Osei Sankofa, Kick it Out’s Education Officer said, “Racism is still out there in various forms, some more obvious than others. Mezut Ozil is a really good one because usually racism is focused on black players but Mezut Ozil’s case is due to his duel heritage, so I think that’s a good example of alternative forms of racism, Romelu Lukaku spoke during the World Cup about his Congolese heritage but playing for Belgium and the dichotomy that exists there. There’s always incidents that crop up. Mo Salah’ who was an outstanding player in the Premier League last season, as much as he was lauded for his feats on the pitch he received a lot of racist abuse on social media.”
WHAT IS BEING DONE
Charities like Kick It Out work tirelessly to educate people of the dangers faced when racism is allowed to grow. Their main goals outlined are to help promote awareness of the benefits of equality, inclusion, diversity policies and practices in football as well as to expose and challenge all aspects of discrimination and unfair practices and conduct at all levels of football.
Osei, a Charlton academy graduate who went on to have a long running career in the football league before beginning his work as Kick It Out’s Education Officer see’s education as the only way to address the issues of racism in the game. “(Kick it out are) working with the Premier League, the Football League, the FA, the PFA, we’re working to educate current players in particular, working to educate grass roots youngsters, people in schools, grass roots football teams. Education is a key theme for us, looking to empower the next generation of future football leaders, making sure they get a strong education academically but also growing up being aware of all the issues around equality and inclusion within the game.
WHAT CAN BE DONE
Looking forward, what can be done to combat this rise in racist abuse. What can we do to stop future generations growing up in a world where racist abuse online is the norm? To stop us from taking backwards steps in our development as a civilised country and a civilised sport? Can English football ever eradicate racism from its game?

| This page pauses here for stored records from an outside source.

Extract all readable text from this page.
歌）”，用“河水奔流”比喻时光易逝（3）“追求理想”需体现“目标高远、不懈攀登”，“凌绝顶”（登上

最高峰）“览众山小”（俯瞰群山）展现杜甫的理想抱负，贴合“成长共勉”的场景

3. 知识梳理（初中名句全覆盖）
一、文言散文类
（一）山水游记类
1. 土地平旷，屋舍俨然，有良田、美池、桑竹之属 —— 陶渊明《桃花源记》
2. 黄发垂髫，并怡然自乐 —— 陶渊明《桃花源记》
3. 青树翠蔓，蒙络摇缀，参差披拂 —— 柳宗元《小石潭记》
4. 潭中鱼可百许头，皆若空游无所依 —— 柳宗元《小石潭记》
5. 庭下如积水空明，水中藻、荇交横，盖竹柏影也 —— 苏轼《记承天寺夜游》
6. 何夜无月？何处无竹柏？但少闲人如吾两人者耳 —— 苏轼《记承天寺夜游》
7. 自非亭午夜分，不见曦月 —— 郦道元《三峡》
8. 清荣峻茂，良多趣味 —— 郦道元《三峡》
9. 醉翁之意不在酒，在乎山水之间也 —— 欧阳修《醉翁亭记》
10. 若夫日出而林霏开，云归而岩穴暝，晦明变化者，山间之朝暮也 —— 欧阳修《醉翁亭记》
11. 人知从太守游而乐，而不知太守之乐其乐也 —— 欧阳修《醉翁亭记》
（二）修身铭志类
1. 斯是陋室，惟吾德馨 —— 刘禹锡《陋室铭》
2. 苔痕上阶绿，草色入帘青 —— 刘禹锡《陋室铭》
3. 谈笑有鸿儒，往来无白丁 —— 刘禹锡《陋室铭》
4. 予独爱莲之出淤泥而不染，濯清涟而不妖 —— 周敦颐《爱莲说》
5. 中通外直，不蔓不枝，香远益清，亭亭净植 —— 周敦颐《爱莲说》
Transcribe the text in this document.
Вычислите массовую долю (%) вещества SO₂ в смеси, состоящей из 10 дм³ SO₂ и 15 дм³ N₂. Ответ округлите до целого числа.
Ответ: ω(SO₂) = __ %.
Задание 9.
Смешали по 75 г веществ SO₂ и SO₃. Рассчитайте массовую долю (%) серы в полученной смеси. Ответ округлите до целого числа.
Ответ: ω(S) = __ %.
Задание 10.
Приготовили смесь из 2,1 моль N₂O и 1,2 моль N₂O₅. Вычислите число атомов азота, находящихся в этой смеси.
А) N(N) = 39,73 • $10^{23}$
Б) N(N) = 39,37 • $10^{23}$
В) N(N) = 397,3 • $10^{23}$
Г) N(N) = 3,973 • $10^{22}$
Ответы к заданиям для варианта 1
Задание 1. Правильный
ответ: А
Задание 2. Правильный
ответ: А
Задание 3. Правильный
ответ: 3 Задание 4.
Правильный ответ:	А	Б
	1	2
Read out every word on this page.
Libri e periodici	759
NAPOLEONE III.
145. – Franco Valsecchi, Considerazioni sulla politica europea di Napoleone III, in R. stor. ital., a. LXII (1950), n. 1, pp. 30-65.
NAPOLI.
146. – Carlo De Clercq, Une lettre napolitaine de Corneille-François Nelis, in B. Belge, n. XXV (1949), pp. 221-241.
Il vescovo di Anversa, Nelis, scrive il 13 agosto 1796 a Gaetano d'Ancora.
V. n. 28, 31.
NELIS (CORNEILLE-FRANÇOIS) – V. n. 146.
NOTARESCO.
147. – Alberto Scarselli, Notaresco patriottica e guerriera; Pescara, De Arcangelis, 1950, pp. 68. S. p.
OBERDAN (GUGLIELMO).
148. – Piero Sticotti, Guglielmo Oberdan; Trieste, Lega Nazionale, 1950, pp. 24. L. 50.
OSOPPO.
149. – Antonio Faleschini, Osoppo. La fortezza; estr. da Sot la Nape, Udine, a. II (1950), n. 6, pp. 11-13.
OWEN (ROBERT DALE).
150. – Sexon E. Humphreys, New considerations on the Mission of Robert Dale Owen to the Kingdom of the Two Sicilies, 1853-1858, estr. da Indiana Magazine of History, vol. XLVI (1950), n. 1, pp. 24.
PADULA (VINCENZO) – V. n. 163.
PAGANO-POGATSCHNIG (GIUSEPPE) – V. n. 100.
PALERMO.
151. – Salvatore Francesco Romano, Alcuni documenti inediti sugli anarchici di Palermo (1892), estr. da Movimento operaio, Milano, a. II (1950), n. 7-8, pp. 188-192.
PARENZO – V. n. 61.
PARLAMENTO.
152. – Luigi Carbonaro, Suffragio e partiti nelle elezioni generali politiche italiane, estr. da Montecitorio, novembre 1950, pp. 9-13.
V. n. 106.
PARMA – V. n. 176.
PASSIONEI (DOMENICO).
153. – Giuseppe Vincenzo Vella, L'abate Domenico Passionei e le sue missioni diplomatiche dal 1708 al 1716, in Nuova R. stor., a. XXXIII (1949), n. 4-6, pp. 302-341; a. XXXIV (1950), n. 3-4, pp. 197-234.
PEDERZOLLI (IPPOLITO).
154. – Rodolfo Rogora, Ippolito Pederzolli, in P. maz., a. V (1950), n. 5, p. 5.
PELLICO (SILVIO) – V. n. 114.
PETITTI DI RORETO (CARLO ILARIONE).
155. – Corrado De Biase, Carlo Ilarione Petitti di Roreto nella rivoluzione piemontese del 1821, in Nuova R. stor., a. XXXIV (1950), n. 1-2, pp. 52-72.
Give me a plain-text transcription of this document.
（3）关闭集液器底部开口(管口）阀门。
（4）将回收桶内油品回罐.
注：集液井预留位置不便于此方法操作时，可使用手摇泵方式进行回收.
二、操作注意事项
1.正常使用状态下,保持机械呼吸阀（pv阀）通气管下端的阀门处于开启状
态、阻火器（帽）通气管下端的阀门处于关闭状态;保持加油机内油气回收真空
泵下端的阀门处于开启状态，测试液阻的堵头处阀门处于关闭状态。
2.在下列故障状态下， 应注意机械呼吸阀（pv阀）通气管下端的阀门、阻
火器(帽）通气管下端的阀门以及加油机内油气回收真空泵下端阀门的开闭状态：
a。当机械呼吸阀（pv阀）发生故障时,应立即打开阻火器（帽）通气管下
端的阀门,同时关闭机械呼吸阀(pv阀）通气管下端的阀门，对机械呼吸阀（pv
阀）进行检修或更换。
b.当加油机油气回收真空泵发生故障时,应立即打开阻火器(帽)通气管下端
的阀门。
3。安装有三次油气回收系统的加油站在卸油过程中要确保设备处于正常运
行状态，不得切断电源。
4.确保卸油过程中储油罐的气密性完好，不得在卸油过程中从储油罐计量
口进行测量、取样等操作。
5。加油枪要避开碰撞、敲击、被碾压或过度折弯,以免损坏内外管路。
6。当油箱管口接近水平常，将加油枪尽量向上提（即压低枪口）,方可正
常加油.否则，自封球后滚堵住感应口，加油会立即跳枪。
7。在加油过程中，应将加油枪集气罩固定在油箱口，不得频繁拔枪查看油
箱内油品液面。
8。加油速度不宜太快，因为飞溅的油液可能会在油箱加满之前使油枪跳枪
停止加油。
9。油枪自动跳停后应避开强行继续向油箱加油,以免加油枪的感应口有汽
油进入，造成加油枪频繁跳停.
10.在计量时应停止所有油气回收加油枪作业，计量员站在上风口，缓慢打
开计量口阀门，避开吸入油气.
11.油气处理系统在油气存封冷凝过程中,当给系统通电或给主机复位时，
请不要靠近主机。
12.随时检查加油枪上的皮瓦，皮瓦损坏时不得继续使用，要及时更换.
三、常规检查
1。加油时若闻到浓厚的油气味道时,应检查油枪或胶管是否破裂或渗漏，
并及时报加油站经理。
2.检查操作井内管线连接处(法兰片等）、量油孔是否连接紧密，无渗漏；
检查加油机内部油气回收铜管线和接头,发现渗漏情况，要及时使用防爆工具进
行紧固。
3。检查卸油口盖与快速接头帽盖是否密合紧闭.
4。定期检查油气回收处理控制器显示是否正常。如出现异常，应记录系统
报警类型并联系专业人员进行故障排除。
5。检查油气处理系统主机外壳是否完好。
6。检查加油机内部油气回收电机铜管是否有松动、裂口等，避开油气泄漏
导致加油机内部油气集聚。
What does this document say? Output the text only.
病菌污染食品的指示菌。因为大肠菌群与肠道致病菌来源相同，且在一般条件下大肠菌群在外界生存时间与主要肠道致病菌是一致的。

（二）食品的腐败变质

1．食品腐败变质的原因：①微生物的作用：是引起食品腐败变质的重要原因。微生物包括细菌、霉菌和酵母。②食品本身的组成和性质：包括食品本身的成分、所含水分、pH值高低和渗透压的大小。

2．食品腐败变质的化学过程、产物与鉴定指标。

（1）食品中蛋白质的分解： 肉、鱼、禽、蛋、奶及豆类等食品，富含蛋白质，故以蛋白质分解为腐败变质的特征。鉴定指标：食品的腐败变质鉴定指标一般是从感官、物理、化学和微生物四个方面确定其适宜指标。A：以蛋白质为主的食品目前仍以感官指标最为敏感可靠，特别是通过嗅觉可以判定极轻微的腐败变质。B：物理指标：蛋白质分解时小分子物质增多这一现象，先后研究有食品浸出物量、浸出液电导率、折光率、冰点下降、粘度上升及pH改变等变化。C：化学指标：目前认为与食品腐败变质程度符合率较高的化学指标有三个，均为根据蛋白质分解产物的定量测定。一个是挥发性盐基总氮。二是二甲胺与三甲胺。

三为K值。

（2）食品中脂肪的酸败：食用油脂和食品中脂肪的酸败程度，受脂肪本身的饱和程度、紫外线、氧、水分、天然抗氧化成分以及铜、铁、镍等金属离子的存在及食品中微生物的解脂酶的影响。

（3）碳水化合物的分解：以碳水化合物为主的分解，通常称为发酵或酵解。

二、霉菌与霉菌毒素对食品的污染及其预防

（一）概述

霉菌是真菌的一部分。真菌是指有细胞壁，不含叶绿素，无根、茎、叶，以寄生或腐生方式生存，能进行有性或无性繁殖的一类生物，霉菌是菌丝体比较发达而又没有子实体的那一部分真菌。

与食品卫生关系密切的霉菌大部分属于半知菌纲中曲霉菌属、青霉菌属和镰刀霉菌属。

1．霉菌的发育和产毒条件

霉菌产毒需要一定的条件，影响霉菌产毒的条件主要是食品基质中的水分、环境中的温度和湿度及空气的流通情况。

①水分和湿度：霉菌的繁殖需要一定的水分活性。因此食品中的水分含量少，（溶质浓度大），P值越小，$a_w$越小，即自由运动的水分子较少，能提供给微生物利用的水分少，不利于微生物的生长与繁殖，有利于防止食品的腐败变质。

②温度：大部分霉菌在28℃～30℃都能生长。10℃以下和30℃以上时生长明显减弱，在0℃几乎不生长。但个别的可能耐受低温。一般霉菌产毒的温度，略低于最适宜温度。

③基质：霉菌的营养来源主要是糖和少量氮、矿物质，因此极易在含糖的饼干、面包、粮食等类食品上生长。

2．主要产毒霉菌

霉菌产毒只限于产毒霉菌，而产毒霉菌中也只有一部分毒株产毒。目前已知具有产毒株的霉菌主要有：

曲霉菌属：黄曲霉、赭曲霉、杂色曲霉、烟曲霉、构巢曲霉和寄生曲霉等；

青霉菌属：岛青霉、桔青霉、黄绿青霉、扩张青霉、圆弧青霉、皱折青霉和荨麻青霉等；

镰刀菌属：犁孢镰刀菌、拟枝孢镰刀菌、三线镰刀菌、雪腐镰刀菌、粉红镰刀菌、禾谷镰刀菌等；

Maamun Hajmahmoud from Kick It Out said “when you look at what we’ve done in the last 25 years I think it’s absolutely amazing the way that the whole culture has changed in this country but to say that racism In this country will ever be eradicated is very very hard to say, it’s highly unlikely because there will always be ignorance, there will always be people that have that stigma in their mind that will allow racism to exist. So, it will be very hard to completely eradicate it, not that it’s not our goal but to say that certain instances that we have nowadays, would we have them 10/15 years down the line? I’d like to think we wouldn’t do.”
Looking ahead the English game needs to cooperate, it need to establish new leaders, out with the old guard and in with the new, young faces. People who have grown up in a world free from institutional racism, in a world educated by hard working, dedicated people like Osei, Anwar and Mamuud. Once the next generation of minds sits on the big shiny thrones of world football, then can we have hope that maybe the final assault could be in sight. Football’s great unwinnable battle could, maybe start to look achievable.